Yes people do actually think like that. Liberal people:
The next “golden age” of Canada’s public service will be led by millennials, says Treasury Board President Scott Brison, and that means the federal workplace must change to attract highly valued workers under age 35.
“We are really well-served by an excellent public service, but we have a lot of work to do in engaging millennials more fully, in terms of transforming our public service to be open, more accountable, more transparent and less partisan,” said Brison.
Canada’s aging population poses challenges for the federal government to ensure it employs enough skilled people of all ages. The public service is emerging from an era of spending restraints and cuts with a smaller, older workforce of employees 18 to 65-plus.
In briefing books for Prime Minister Justin Trudeau, who is also the minister of youth, bureaucrats say the average age of new hires is now 37 and warn not enough young people are being hired permanently. In fact, in the final years of the Tory tenure, the number and proportion of permanent employers under age 35 decreased.

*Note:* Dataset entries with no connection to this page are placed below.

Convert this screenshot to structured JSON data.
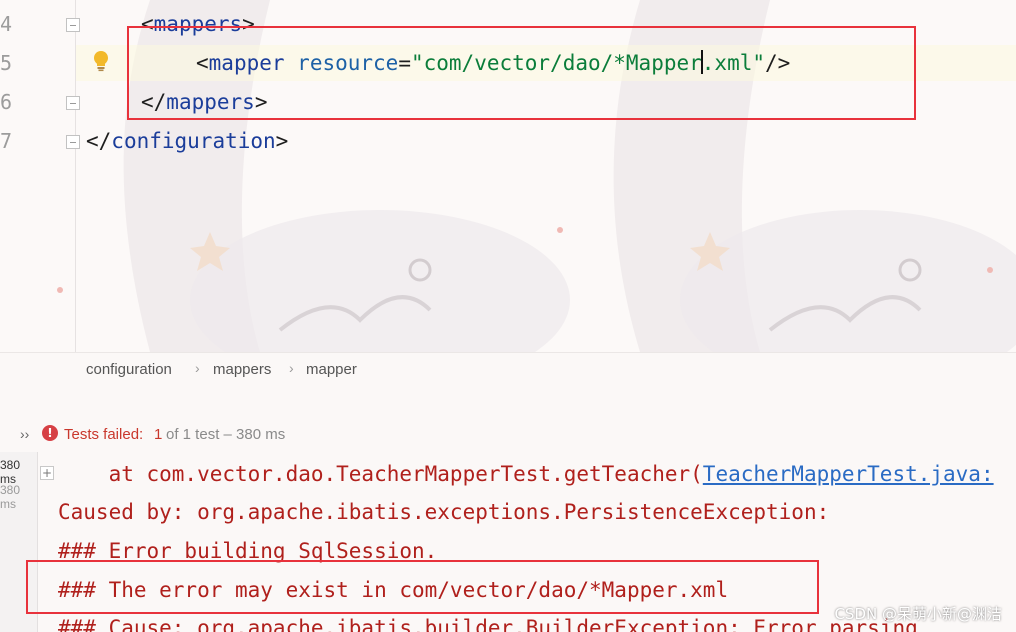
{
  "editor": {
    "line_numbers": [
      "4",
      "5",
      "6",
      "7"
    ],
    "lines": {
      "l4": {
        "open": "<",
        "tag": "mappers",
        "close": ">"
      },
      "l5": {
        "open": "<",
        "tag": "mapper",
        "attr": "resource",
        "eq": "=",
        "value_before_caret": "\"com/vector/dao/*Mapper",
        "value_after_caret": ".xml\"",
        "close": "/>"
      },
      "l6": {
        "open": "</",
        "tag": "mappers",
        "close": ">"
      },
      "l7": {
        "open": "</",
        "tag": "configuration",
        "close": ">"
      }
    }
  },
  "breadcrumb": {
    "items": [
      "configuration",
      "mappers",
      "mapper"
    ],
    "separator": "›"
  },
  "run_panel": {
    "expand_label": "››",
    "status": {
      "failed_label": "Tests failed:",
      "failed_count": "1",
      "rest": "of 1 test – 380 ms"
    },
    "durations": [
      "380 ms",
      "380 ms"
    ],
    "expand_button": "+",
    "console": {
      "line1_prefix": "    at com.vector.dao.TeacherMapperTest.getTeacher(",
      "line1_link": "TeacherMapperTest.java:",
      "line2": "Caused by: org.apache.ibatis.exceptions.PersistenceException:",
      "line3": "### Error building SqlSession.",
      "line4": "### The error may exist in com/vector/dao/*Mapper.xml",
      "line5": "### Cause: org.apache.ibatis.builder.BuilderException: Error parsing"
    }
  },
  "watermark": "CSDN @呆萌小新@渊洁",
  "colors": {
    "highlight_box": "#e8323c",
    "error_text": "#b0201c",
    "xml_tag": "#1b3d9a",
    "xml_value": "#0b7d3a",
    "link": "#2a6bc4"
  },
  "icons": {
    "bulb": "lightbulb-icon",
    "fold": "fold-icon",
    "error": "error-circle-icon"
  }
}
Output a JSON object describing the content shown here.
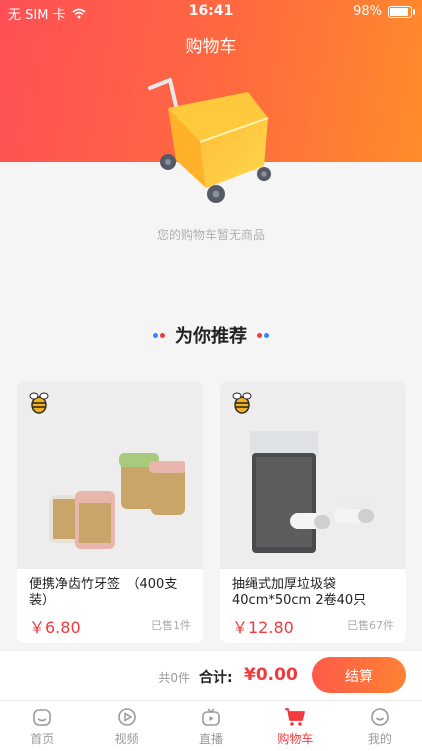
{
  "status_bar": {
    "carrier": "无 SIM 卡",
    "time": "16:41",
    "battery": "98%"
  },
  "header": {
    "title": "购物车"
  },
  "empty": {
    "text": "您的购物车暂无商品"
  },
  "recommend": {
    "title": "为你推荐"
  },
  "products": [
    {
      "name": "便携净齿竹牙签　（400支装）",
      "price": "￥6.80",
      "sold": "已售1件"
    },
    {
      "name": "抽绳式加厚垃圾袋40cm*50cm 2卷40只",
      "price": "￥12.80",
      "sold": "已售67件"
    }
  ],
  "checkout": {
    "count": "共0件",
    "total_label": "合计:",
    "total": "¥0.00",
    "button": "结算"
  },
  "tabs": [
    {
      "label": "首页",
      "icon": "home-icon"
    },
    {
      "label": "视频",
      "icon": "video-icon"
    },
    {
      "label": "直播",
      "icon": "live-icon"
    },
    {
      "label": "购物车",
      "icon": "cart-icon"
    },
    {
      "label": "我的",
      "icon": "profile-icon"
    }
  ],
  "colors": {
    "accent": "#f2393d",
    "header_start": "#ff4f56",
    "header_end": "#ff8c2a"
  }
}
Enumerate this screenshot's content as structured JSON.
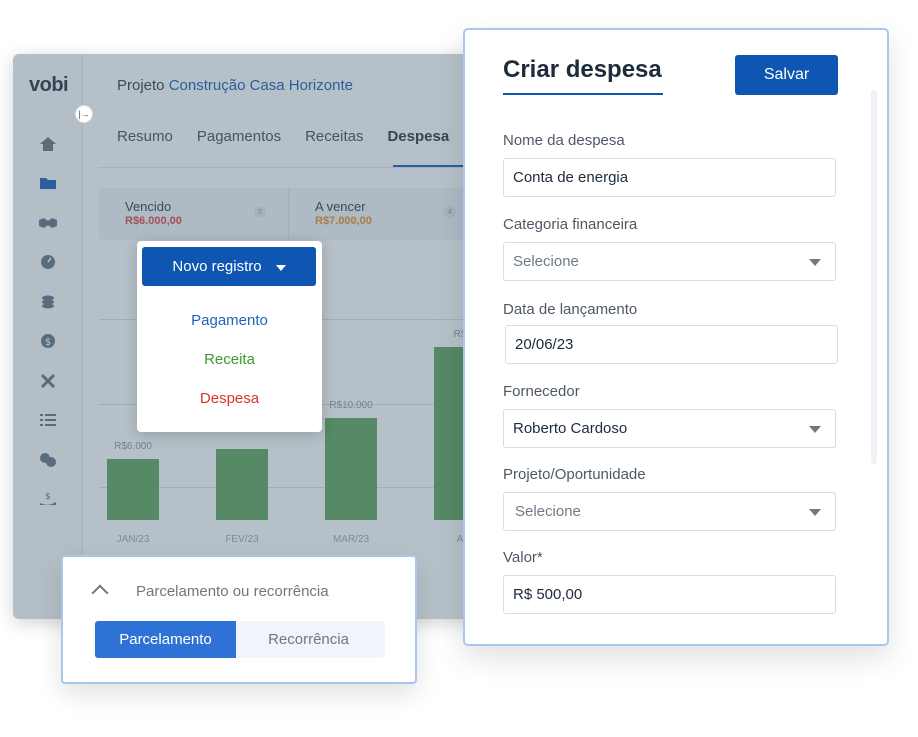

I had always thought that keeping the young (or youngish) people off the dole was a good thing. Scott Brison apparently disagrees and wants to begin flooding the Public Service with the under 35 demographic. As the article goes onto explain young people are more "innovative" than the old. That's code for saying that old people are useless and should just go and die already. I exaggerate slightly.
That's the first unspoken assumption of the minister's screed: Old bad, young good. Of course he'd never say that openly, those Canadians of a certain age do much of the voting so flipping them the bird must be done discretely. Far worse is the assumption that governments should "innovate." Why would a government need to innovate? The job of government is pretty straightforward: See that fellow over there violating the rights of his fellow Canadians? Lock up him. Honestly an idiot could do government work and idiots often do.
This is the genius of the classical liberal state, an idea so simple and straight forward it pretty much runs itself. This allows the productive elements in society to get on with living. To the classical liberal the state is merely a means to a regrettable ends, the punishment of the violent and fraudulent. If mankind were to ever reach a level of enlightenment where force and fraud was non-existent, the state could wither away as it does in the fables of Marxism. Until that glorious day arrives we will have to continue with the fairly routine business of punishing the genuinely wicked and dangerous.
For classical liberals the state is merely the plumbing. For modern liberals the state is the whole house, everyone who lives there and the entire neighbourhood as well. An expansive vision that will consider no object too small, no issue too trivial to be beyond its remit. This is why grown men can speak of "government innovation" and a "golden age" for the public service. They cannot separate their vision of society from their vision of government. They speak of government the way a normal man might speak of a great passion or a long sought for dream. Striped of all its flowery image the the truth of government is far less glorious: The modern state is a gun perpetually pointed at the common people of Canada.